Conditional Average Treatment Effect estimation with cross-fitting.
Usage
cate(
response.model,
propensity.model,
cate.model = ~1,
calibration.model = NULL,
data,
contrast,
nfolds = 1,
rep = 1,
silent = FALSE,
stratify = FALSE,
mc.cores = NULL,
rep.type = c("nuisance", "average"),
var.type = "IC",
second.order = TRUE,
response_model = deprecated,
cate_model = deprecated,
propensity_model = deprecated,
treatment = deprecated,
...
)Arguments
- response.model
formula or learner object (formula => learner_glm)
- propensity.model
formula or learner object (formula => learner_glm)
- cate.model
formula specifying regression design for conditional average treatment effects
- calibration.model
linear calibration model.
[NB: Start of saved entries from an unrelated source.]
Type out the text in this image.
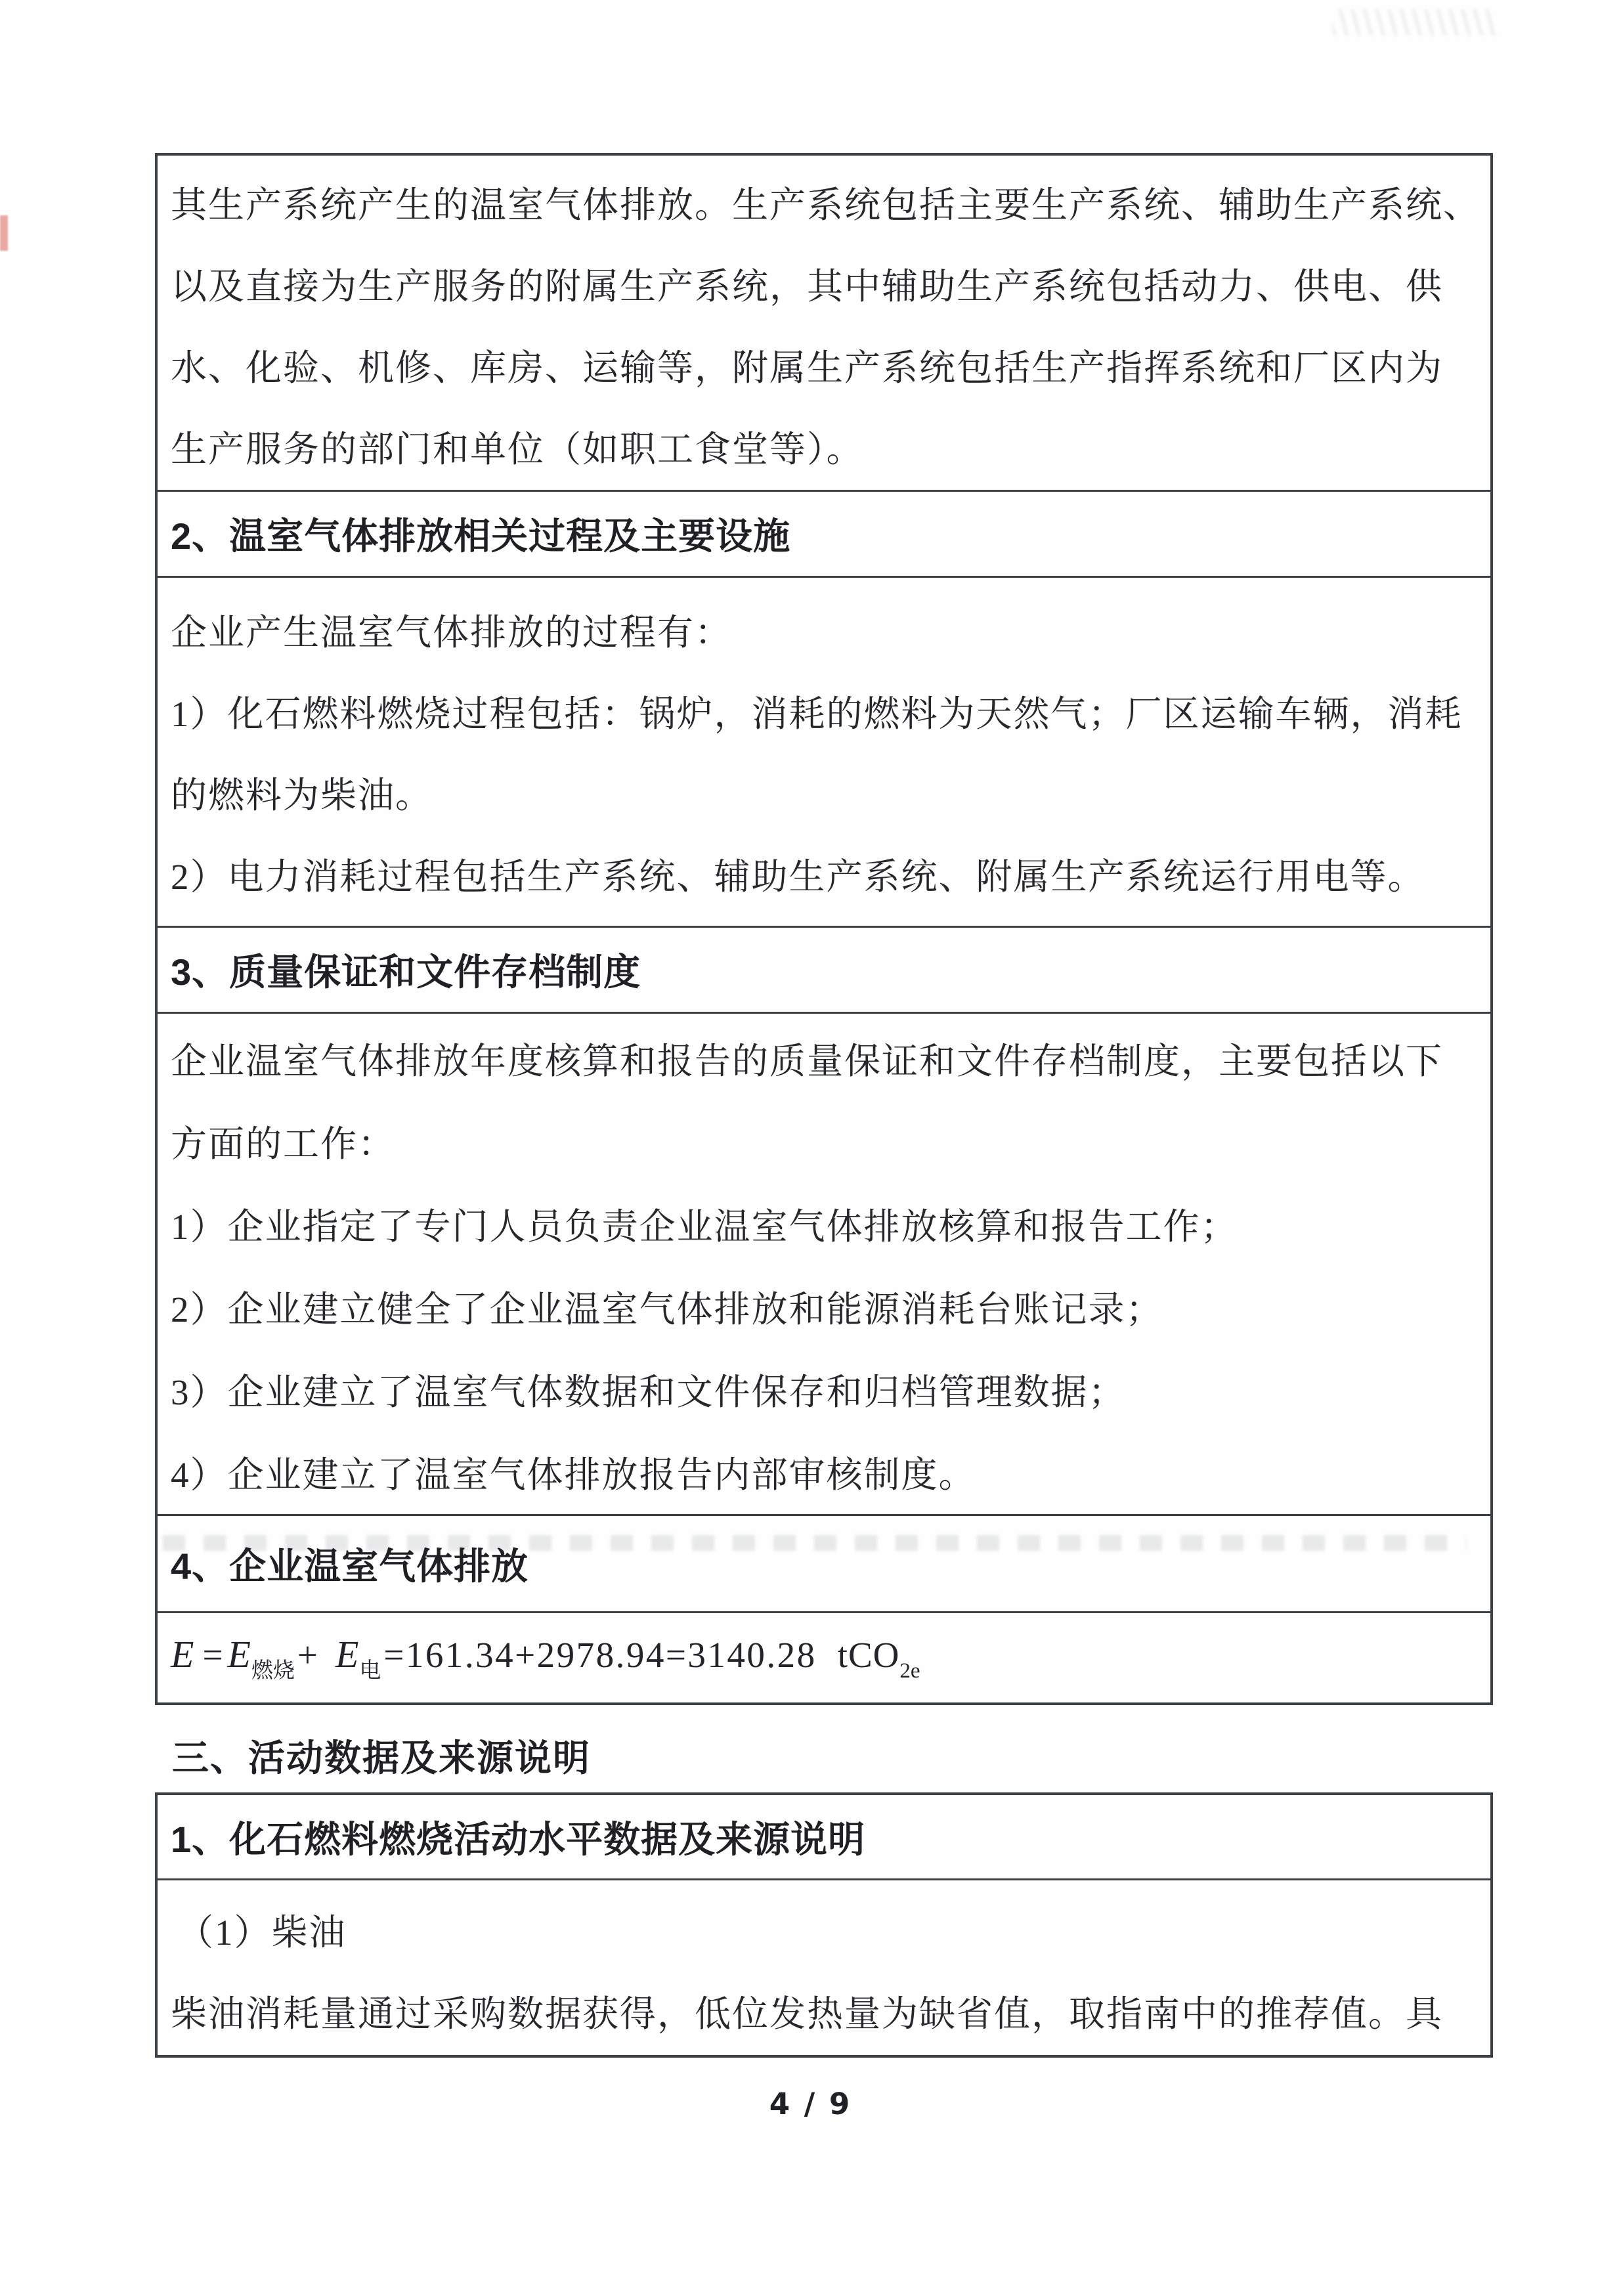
其生产系统产生的温室气体排放。生产系统包括主要生产系统、辅助生产系统、

以及直接为生产服务的附属生产系统，其中辅助生产系统包括动力、供电、供

水、化验、机修、库房、运输等，附属生产系统包括生产指挥系统和厂区内为

生产服务的部门和单位（如职工食堂等）。

2、温室气体排放相关过程及主要设施

企业产生温室气体排放的过程有：

1）化石燃料燃烧过程包括：锅炉，消耗的燃料为天然气；厂区运输车辆，消耗

的燃料为柴油。

2）电力消耗过程包括生产系统、辅助生产系统、附属生产系统运行用电等。

3、质量保证和文件存档制度

企业温室气体排放年度核算和报告的质量保证和文件存档制度，主要包括以下

方面的工作：

1）企业指定了专门人员负责企业温室气体排放核算和报告工作；

2）企业建立健全了企业温室气体排放和能源消耗台账记录；

3）企业建立了温室气体数据和文件保存和归档管理数据；

4）企业建立了温室气体排放报告内部审核制度。

4、企业温室气体排放
$E = E_{燃烧}+ E_电=161.34+2978.94=3140.28$ tCO$_{2e}$
三、活动数据及来源说明
1、化石燃料燃烧活动水平数据及来源说明

（1）柴油

柴油消耗量通过采购数据获得，低位发热量为缺省值，取指南中的推荐值。具

4 / 9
Specify covariates in addition to predicted potential outcomes to include in the calibration.
- data
data.frame
- contrast
treatment contrast (default 1 vs 0)
- nfolds
number of folds
- rep
number of replications of cross-fitting procedure
- silent
suppress all messages and progressbars
- stratify
if TRUE the response.model will be stratified by treatment
- mc.cores
(optional) number of cores. parallel::mcmapply used instead of future
- rep.type
repeated cross-fitting applied by averaging nuisance models (
rep.type="nuisance") or by average estimates from each replication (rep.type="average").- var.type
when equal to "IC" the asymptotic variance is derived from the influence function. Otherwise, based on expressions in Bannick et al. (2025) valid under different covariate-adaptive randomization schemes (only available for ATE and when
calibration.modelis also specified)- second.order
add seconder order term to IF to handle misspecification of outcome models
- response_model
Deprecated. Use response.model instead.
- cate_model
Deprecated. Use cate.model instead.
- propensity_model
Deprecated. Use propensity.model instead.
- treatment
Deprecated. Use cate.model instead.
- ...
additional arguments to future.apply::future_mapply
Details
We have observed data \((Y,A,W)\) where \(Y\) is the response variable, \(A\) the binary treatment, and \(W\) covariates. We further let \(V\) be a subset of the covariates. Define the conditional potential mean outcome $$\psi_{a}(P)(V) = E_{P}[E_{P}(Y\mid A=a, W)|V]$$ and let \(m(V; \beta)\) denote a parametric working model, then the target parameter is the mean-squared error $$\beta(P) = \operatorname{argmin}_{\beta} E_{P}[\{\Psi_{1}(P)(V)-\Psi_{0}(P)(V)\} - m(V; \beta)]^{2}$$
References
Mark J. van der Laan (2006) Statistical Inference for Variable Importance, The International Journal of Biostatistics.
Examples
sim1 <- function(n=1000, ...) {
w1 <- rnorm(n)
w2 <- rnorm(n)
a <- rbinom(n, 1, plogis(-1 + w1))
y <- cos(w1) + w2*a + 0.2*w2^2 + a + rnorm(n)
data.frame(y, a, w1, w2)
}
d <- sim1(5000)
## ATE
cate(cate.model=~1,
response.model=y~a*(w1+w2),
propensity.model=a~w1+w2,
data=d)
#> Estimate Std.Err 2.5% 97.5% P-value
#> E[y(1)] 1.8508 0.04186 1.7687 1.9328 0.000e+00
#> E[y(0)] 0.8279 0.02054 0.7876 0.8681 0.000e+00
#> ───────────
#> (Intercept) 1.0229 0.04768 0.9295 1.1164 4.287e-102
## CATE
cate(cate.model=~1+w2,
response.model=y~a*(w1+w2),
propensity.model=a~w1+w2,
data=d)
#> Estimate Std.Err 2.5% 97.5% P-value
#> E[y(1)] 1.8508 0.04186 1.7687 1.9328 0.000e+00
#> E[y(0)] 0.8279 0.02054 0.7876 0.8681 0.000e+00
#> ───────────
#> (Intercept) 0.9999 0.04654 0.9087 1.0911 2.146e-102
#> w2 0.9879 0.04304 0.9035 1.0723 1.451e-116
if (FALSE) ## superlearner example
mod1 <- list(
glm = learner_glm(y~w1+w2),
gam = learner_gam(y~s(w1) + s(w2))
)
s1 <- learner_sl(mod1, nfolds=5)
#> Error: object 'mod1' not found
cate(cate.model=~1,
response.model=s1,
propensity.model=learner_glm(a~w1+w2, family=binomial),
data=d,
stratify=TRUE)
#> Error: object 's1' not found
# \dontrun{}